Сибирский онкологический журнал (Feb 2016)
Laboratory indices and survival of urinary bladder cancer patients
Abstract
Current laboratory techniques were used for evaluation of tumor markers, growth factors, angiogenesis, intercellular adhesion in biological fluids of 349 patients with nonmusculo-invasive urinary bladder cancer (264 patients had a single tumor and 285 presented with multiple tumor foci). An analysis was made of the correlation between four indices most closely related with the number of tumor foci in the bladder, and patient survival.

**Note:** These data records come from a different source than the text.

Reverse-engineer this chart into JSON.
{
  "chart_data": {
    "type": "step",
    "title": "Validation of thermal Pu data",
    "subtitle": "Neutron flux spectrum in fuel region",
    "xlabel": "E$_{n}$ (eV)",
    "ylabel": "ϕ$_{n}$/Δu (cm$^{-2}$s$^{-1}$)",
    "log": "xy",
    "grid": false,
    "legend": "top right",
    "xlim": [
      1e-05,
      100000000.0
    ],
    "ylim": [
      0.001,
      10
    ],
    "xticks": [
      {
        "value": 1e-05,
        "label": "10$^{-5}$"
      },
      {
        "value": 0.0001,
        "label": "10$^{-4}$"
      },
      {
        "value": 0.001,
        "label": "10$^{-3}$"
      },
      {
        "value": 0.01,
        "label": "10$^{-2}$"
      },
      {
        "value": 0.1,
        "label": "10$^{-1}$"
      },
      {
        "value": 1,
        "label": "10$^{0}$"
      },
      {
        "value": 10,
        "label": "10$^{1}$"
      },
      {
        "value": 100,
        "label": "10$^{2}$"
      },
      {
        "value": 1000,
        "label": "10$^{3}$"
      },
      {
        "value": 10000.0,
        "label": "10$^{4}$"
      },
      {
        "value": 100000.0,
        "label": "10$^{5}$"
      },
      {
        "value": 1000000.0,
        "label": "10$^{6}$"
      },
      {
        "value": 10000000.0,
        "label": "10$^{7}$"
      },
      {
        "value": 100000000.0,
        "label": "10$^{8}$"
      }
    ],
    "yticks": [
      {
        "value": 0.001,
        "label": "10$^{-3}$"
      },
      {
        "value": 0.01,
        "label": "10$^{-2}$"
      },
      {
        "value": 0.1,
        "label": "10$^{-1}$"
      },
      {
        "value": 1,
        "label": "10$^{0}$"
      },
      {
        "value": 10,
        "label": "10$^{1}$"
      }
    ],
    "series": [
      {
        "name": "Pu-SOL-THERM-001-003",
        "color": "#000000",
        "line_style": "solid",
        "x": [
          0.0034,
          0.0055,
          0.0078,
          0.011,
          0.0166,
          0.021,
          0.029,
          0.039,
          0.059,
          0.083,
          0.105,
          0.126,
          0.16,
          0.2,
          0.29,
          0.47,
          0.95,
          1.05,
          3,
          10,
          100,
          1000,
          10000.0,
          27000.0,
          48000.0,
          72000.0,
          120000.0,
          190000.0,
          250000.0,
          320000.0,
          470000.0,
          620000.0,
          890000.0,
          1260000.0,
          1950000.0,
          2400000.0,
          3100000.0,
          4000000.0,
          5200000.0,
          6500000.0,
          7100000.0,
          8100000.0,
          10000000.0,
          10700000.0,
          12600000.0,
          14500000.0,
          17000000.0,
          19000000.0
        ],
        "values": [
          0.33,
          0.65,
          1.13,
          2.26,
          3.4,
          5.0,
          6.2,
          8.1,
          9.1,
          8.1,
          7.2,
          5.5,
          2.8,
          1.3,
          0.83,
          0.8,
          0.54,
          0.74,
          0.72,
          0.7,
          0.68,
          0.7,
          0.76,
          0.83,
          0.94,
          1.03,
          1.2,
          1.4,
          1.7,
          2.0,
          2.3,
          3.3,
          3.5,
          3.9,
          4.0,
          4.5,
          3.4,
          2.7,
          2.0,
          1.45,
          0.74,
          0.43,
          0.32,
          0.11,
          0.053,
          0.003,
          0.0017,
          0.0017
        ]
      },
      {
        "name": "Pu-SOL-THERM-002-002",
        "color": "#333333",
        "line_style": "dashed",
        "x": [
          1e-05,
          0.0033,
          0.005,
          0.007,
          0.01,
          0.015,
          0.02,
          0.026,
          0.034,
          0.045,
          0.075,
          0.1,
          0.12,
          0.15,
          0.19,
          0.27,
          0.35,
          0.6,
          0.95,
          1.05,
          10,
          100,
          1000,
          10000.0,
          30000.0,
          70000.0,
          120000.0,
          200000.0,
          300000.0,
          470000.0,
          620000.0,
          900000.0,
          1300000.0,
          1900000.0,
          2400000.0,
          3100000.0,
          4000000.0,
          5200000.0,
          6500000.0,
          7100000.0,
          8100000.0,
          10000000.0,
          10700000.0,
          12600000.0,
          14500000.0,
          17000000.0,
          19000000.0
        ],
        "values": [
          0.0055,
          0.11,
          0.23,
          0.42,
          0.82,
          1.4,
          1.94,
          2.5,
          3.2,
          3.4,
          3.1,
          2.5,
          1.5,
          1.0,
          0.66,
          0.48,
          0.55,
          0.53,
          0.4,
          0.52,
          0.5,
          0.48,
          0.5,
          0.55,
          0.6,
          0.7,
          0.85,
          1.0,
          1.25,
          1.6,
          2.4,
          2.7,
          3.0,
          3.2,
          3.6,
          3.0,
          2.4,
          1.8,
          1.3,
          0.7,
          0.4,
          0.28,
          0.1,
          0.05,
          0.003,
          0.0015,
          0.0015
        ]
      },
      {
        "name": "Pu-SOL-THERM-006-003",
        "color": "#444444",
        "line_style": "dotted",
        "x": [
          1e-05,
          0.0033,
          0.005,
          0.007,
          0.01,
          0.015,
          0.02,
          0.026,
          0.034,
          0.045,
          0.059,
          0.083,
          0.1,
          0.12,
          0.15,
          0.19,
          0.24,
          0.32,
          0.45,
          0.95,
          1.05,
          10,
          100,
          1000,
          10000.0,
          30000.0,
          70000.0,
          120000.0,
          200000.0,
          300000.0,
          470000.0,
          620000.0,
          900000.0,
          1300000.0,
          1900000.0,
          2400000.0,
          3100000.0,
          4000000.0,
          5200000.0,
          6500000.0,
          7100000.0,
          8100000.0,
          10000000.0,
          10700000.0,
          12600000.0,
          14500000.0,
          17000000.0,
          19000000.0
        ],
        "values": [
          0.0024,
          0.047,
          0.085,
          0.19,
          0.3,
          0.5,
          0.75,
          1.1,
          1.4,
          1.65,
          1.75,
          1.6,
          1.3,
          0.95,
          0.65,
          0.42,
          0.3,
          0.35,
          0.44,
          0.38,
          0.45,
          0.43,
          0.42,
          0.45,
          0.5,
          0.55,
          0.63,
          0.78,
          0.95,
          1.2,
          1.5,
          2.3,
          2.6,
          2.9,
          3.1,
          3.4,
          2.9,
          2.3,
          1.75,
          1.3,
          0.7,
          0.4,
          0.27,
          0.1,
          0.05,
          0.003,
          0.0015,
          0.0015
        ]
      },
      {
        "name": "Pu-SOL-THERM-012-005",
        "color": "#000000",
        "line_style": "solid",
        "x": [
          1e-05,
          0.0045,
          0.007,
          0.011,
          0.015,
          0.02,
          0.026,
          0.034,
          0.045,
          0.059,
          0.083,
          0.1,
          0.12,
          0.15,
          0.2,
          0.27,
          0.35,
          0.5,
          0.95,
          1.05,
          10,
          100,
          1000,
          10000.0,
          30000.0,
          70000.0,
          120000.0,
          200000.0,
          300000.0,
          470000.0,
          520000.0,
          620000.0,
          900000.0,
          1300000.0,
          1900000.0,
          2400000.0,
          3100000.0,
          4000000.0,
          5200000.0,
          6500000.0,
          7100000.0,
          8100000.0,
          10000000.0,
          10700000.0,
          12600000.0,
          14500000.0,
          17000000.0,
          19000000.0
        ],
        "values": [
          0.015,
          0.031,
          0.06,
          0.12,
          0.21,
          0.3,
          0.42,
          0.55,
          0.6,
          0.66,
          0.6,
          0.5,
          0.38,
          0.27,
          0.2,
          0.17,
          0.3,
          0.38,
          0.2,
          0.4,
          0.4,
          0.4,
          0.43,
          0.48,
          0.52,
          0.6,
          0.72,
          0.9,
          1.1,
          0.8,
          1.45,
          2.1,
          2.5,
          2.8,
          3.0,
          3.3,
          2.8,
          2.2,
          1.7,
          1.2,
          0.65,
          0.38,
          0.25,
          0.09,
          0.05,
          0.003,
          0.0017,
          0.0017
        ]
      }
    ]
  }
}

The log-rank test found a correlation between the levels of UBC, sICAM, TPS, p185 in biological fluids, and survival (Plog-rank<0,05). The values of UBC in urine and sICAM in blood serum affect overall, cancer-specific, recurrence-free survivals of patients with either a single tumor focus or multiple tumor foci in the bladder. TPS blood levels affect the same survivals but only in patients with a single tumor focus. As regards p185, the level of this protein has a significant impact on all the calculated survivals of patients with nonmusculo-invasive bladder cancer. Multivariate analysis including all the four indices, with Cox proportional hazards regression model, found that a high blood level of p185 is an unfavourable prognostic factor for recurrence-free survival: with p185 concentration <4,43 ng/ml, 5-year recurrence-free survival of patients with a single tumor focus in the bladder was 95,9 % and with p185≥4,43 ng/ml it was 64,1 %; in patients with multiple tumor foci it was 83,6 % with p185<5,7 ng/ml and 30,0 % with p185≥5,7 ng/ml.